Generasi terdahulu dari umat ini dibina dan digembleng di atas nilai-nilai iman dan keikhlasan yang sangat kuat. Mereka diasuh oleh sebaik-baik manusia dan pendidik terhebat di atas muka bumi ini, yaitu Rasulullah shallallahu ‘alaihi wa sallam. Oleh sebab itu mereka tumbuh dengan berhiaskan akidah dan akhlak Islam. Mereka hidup dan bergerak demi Islam.

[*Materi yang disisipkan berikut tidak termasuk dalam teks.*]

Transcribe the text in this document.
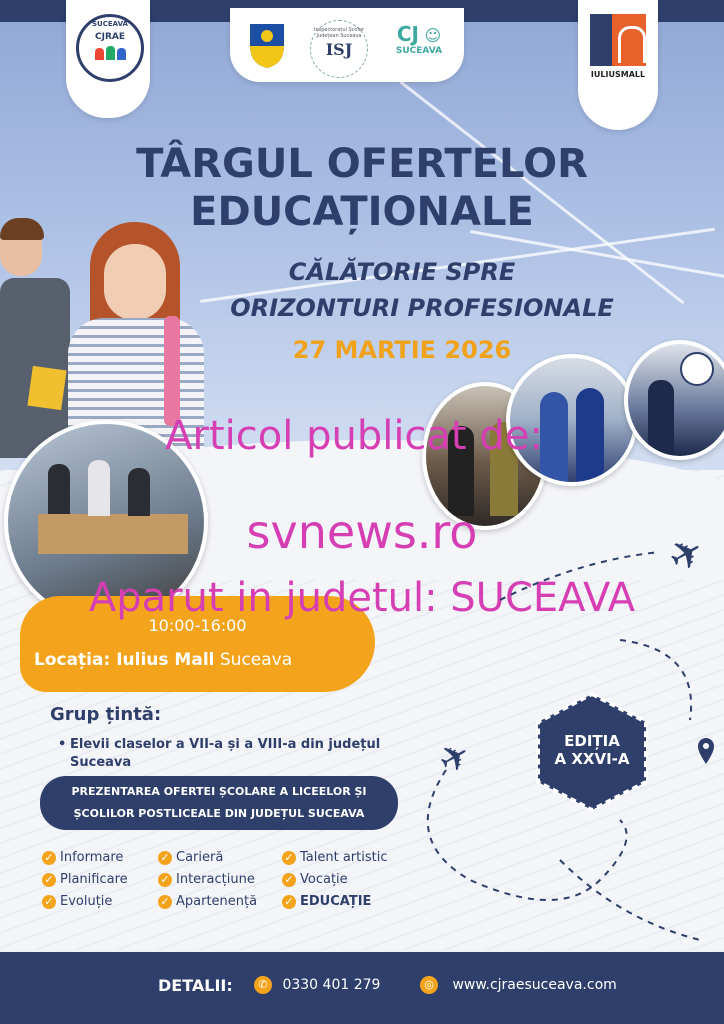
SUCEAVA
CJRAE
Inspectoratul Școlar Județean Suceava
ISJ
CJ ☺
SUCEAVA
IULIUSMALL
TÂRGUL OFERTELOR
EDUCAȚIONALE
CĂLĂTORIE SPRE
ORIZONTURI PROFESIONALE
27 MARTIE 2026
10:00-16:00
Locația: Iulius Mall Suceava
Articol publicat de:
svnews.ro
Aparut in judetul: SUCEAVA
✈
✈	EDIȚIA
A XXVI-A
Grup țintă:
• Elevii claselor a VII-a și a VIII-a din județul Suceava
PREZENTAREA OFERTEI ȘCOLARE A LICEELOR ȘI
ȘCOLILOR POSTLICEALE DIN JUDEȚUL SUCEAVA
✓ Informare
✓ Planificare
✓ Evoluție
✓ Carieră
✓ Interacțiune
✓ Apartenență
✓ Talent artistic
✓ Vocație
✓ EDUCAȚIE
DETALII:	✆ 0330 401 279	◎ www.cjraesuceava.com
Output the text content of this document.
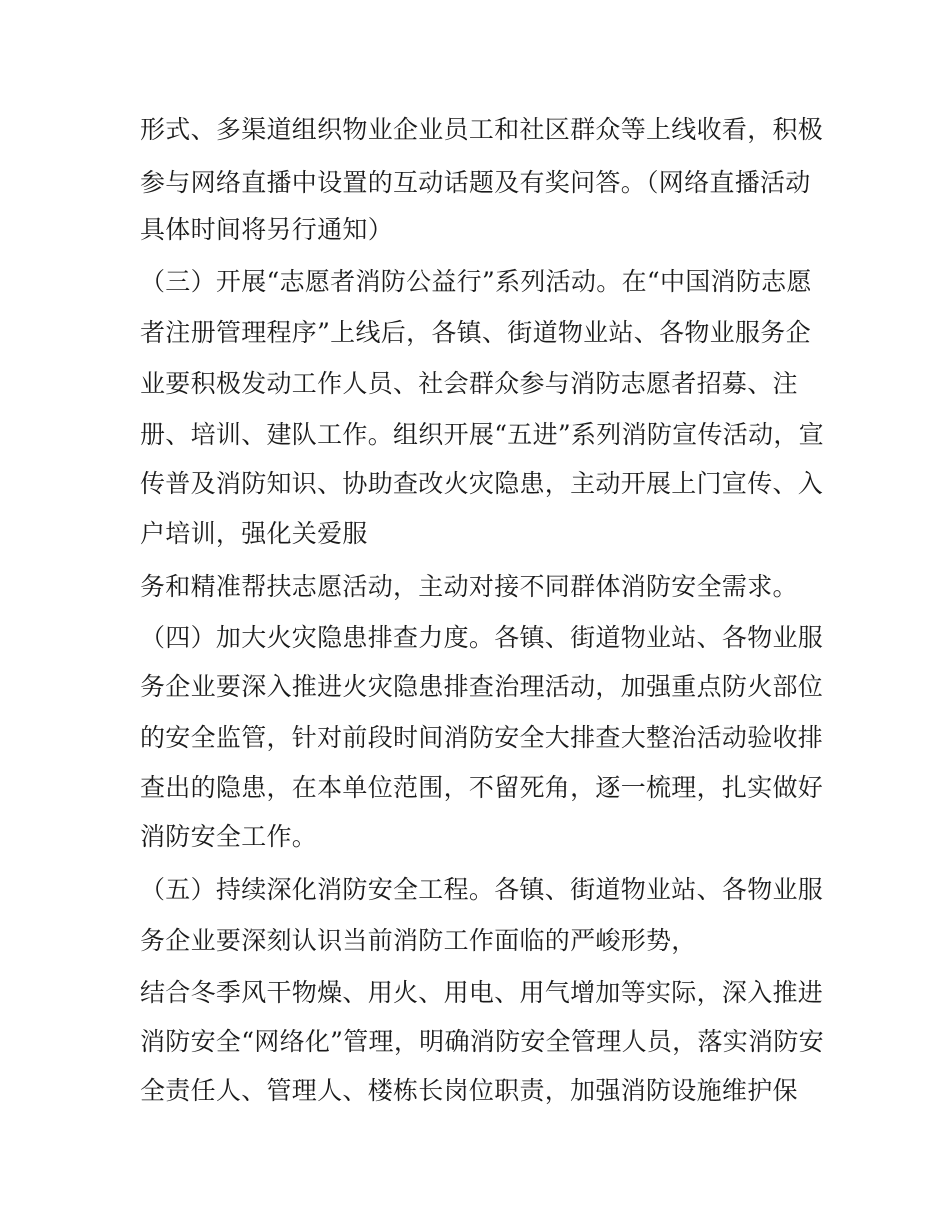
形式、多渠道组织物业企业员工和社区群众等上线收看，积极
参与网络直播中设置的互动话题及有奖问答。（网络直播活动
具体时间将另行通知）
（三）开展“志愿者消防公益行”系列活动。在“中国消防志愿
者注册管理程序”上线后，各镇、街道物业站、各物业服务企
业要积极发动工作人员、社会群众参与消防志愿者招募、注
册、培训、建队工作。组织开展“五进”系列消防宣传活动，宣
传普及消防知识、协助查改火灾隐患，主动开展上门宣传、入
户培训，强化关爱服
务和精准帮扶志愿活动，主动对接不同群体消防安全需求。
（四）加大火灾隐患排查力度。各镇、街道物业站、各物业服
务企业要深入推进火灾隐患排查治理活动，加强重点防火部位
的安全监管，针对前段时间消防安全大排查大整治活动验收排
查出的隐患，在本单位范围，不留死角，逐一梳理，扎实做好
消防安全工作。
（五）持续深化消防安全工程。各镇、街道物业站、各物业服
务企业要深刻认识当前消防工作面临的严峻形势，
结合冬季风干物燥、用火、用电、用气增加等实际，深入推进
消防安全“网络化”管理，明确消防安全管理人员，落实消防安
全责任人、管理人、楼栋长岗位职责，加强消防设施维护保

Mereka lah yang disebut sebagai khairun naas ‘sebaik-baik umat manusia’. Mereka lah yang terdepan -setelah para nabi- termasuk dalam kelompok ‘orang-orang yang diberikan nikmat oleh Allah’ alias ‘alladziina an’amta ‘alaihim’. Orang-orang yang telah mendapatkan jaminan surga.

Oleh sebab itu dalam mengenal Allah melalui nama- dan sifat-Nya kita juga harus meniti jalan para sahabat. Inilah maksud dari pesan Imam al-Auza’i di atas. Ini pula yang tercakup dalam nasihat Imam Malik, Imam Syafi’i dan Imam Ahmad serta para ulama Ahlus Sunnah dari masa ke masa. Mereka senantiasa menekankan untuk kita berpegang-teguh dengan al-Qur’an dan as-Sunnah. Sufyan ats-Tsauri rahimahullah (wafat 161 H) – beliau juga termasuk guru dari al-Auza’i, Imam Abu Hanifah dan Ibnul Mubarok – berkata, “Para malaikat adalah penjaga-penjaga langit, sedangkan as-habul hadits/para ulama pembela hadits adalah penjaga-penjaga bumi.”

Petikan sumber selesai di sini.